How exactly should we define ‘news’?   

  1. News is more than a factal account of some memorable happenings

On hearing of Napoleon’s death, Madame Crawford wailed, ‘Oh, good God! What an event.’ French statesman Maurice de Talleyrand corrected her with the comment, ‘It is no longer an event. It is only a bit of news.’ However, now several centuries later, it is no longer even news but, as newspaper publisher Philip L. Graham remarked, ‘News is the first draft of history.’ So, events can become news, briefly, then some news events become history.

  1. News can tell us things that are out of the ordinary

As John B. Bogart, editor of New York Sun newspaper in the nineteenth century once remarked: ‘When a dog bites a man, that is not news. But if a man bites a dog, that is news.’

So not every event becomes news . . .because:

  1. News must be correct and relevant

When I was a teenage lad attending a gospel mission being conducted in a large tent I learned a song that the Scottish evangelist had brought back from the West Indies:

Whene’er friends meet they often say,

‘What’s the news, what’s the news?

Say, what’s the order of the day,

What’s the news, what’s the news?’

Oh I have got good news to tell,

My Saviour has done all things well,

And triumphed over death and hell

That’s the news, that’s the news.’

Firsthand witnesses can tell us what may escape radio and television coverage; but beware of gossip via mobile phones.

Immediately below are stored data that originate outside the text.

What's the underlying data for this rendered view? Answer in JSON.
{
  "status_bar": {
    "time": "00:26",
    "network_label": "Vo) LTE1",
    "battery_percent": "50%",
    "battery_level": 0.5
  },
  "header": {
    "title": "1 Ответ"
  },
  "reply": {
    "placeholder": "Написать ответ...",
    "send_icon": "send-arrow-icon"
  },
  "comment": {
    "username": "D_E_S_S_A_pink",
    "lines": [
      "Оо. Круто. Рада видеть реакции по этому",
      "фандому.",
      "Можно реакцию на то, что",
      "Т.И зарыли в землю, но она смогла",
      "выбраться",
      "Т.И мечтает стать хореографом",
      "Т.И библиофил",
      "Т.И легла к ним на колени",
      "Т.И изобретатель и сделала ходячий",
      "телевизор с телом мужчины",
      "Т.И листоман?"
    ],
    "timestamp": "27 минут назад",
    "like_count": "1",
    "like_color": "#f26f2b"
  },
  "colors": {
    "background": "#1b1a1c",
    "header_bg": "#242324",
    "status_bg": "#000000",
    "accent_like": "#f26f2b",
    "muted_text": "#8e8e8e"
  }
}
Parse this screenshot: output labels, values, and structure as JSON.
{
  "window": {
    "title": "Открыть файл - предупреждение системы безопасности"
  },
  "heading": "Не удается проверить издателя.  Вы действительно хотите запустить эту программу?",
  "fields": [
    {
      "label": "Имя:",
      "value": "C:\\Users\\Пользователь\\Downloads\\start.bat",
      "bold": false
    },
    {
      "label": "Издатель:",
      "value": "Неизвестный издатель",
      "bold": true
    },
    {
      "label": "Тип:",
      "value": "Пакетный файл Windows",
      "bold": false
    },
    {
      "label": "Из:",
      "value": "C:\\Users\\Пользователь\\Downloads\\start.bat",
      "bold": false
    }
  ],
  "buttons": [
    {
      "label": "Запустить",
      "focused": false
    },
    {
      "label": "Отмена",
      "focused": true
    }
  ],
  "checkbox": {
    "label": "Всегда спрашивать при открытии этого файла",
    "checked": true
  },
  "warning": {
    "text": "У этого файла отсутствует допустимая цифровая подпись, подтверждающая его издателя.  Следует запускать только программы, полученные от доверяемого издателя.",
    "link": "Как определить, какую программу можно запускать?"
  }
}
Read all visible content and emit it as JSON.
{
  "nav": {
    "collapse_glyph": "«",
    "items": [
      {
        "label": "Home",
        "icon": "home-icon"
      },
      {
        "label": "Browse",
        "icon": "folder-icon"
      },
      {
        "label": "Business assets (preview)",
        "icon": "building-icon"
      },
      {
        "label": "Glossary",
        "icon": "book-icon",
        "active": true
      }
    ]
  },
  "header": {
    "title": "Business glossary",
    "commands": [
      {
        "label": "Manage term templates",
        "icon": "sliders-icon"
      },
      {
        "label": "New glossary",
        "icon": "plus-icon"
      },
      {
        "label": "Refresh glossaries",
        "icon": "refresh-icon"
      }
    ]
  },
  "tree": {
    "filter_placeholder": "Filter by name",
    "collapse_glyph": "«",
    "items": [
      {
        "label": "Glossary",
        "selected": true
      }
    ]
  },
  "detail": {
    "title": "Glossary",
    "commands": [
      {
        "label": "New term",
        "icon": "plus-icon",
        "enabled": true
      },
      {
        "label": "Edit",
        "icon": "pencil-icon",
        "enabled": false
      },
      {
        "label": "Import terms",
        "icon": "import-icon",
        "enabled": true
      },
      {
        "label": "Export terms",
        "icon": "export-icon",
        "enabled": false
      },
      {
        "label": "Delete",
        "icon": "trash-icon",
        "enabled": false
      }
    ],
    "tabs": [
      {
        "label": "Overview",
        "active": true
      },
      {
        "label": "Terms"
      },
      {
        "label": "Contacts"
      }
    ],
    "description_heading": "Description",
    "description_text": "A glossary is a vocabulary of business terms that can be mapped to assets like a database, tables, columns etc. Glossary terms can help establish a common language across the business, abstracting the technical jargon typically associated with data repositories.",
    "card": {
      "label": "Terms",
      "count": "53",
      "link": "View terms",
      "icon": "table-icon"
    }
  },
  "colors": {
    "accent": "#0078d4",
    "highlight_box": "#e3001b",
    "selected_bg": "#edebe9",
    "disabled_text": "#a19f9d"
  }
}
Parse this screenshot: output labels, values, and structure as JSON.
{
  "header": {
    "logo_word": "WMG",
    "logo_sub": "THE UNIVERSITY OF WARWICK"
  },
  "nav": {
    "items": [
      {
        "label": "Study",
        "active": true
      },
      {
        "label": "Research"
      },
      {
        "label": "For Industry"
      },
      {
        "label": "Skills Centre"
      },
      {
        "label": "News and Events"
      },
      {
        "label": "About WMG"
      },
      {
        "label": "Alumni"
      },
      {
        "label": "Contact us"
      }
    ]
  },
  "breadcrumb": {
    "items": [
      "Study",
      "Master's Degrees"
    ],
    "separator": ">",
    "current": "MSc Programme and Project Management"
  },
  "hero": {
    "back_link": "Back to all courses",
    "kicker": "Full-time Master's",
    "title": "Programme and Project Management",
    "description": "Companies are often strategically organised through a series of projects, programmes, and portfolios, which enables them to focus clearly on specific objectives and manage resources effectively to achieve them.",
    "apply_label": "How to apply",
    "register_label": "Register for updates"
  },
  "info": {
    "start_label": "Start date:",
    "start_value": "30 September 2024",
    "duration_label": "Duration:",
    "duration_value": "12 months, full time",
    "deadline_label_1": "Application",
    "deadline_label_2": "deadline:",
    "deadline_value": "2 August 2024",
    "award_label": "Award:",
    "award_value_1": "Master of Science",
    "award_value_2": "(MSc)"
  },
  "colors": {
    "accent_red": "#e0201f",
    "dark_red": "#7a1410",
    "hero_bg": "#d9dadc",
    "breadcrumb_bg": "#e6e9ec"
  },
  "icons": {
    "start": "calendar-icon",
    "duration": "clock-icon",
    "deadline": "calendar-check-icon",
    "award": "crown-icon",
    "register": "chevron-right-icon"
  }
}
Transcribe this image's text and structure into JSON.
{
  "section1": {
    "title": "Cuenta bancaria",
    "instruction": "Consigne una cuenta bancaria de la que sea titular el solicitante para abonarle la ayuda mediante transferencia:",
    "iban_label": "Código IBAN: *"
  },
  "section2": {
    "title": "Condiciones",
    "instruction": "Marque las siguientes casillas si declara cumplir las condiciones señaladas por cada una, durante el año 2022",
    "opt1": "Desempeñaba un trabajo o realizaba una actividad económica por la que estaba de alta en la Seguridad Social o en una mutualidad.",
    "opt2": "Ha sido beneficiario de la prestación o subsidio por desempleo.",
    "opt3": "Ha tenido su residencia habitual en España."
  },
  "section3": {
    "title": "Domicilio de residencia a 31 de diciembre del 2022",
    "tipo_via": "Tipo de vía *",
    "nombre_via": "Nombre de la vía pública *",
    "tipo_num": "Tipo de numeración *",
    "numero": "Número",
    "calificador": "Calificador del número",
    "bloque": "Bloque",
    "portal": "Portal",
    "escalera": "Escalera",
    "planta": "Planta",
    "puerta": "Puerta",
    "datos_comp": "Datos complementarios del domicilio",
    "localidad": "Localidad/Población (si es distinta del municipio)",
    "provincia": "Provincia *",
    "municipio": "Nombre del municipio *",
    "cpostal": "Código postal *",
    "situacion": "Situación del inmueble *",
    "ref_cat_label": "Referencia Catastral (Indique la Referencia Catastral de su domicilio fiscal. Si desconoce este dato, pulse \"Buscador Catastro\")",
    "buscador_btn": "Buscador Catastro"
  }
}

  1. News can report matters good or awful

The news of the death of Napoleon seemed dreadful to Madame Crawford, but the tidings of Hitler’s suicide was music to our ears in Britain in my childhood. The word gospel comes from Old English ‘good spiel’, good news. Proverbs put on record that ‘Like a drink of cool water to a weary, thirsty soul, so hearing good news revives the spirit.’ (The Passion Translation).

However, we must beware that we don’t just believe what we want to be true.

  1. ‘News is what someone, somewhere doesn’t want published’, according to Lord Northgate, founder of the Daily Mail, adding: ‘all the rest is advertising.’

Luke chapter 2 and Matthew chapter 2 bear out that idea as correct about the Chrisitan gospel. Angels brought ‘glad tidings [ =good news] of great joy . . . to all peoples’ about Jesus’ birth, and Herod wanted not merely to suppress the announcement, but to eradicate him!

Enough said! As an advocate in court might conclude his arguments, ‘I rest my case.’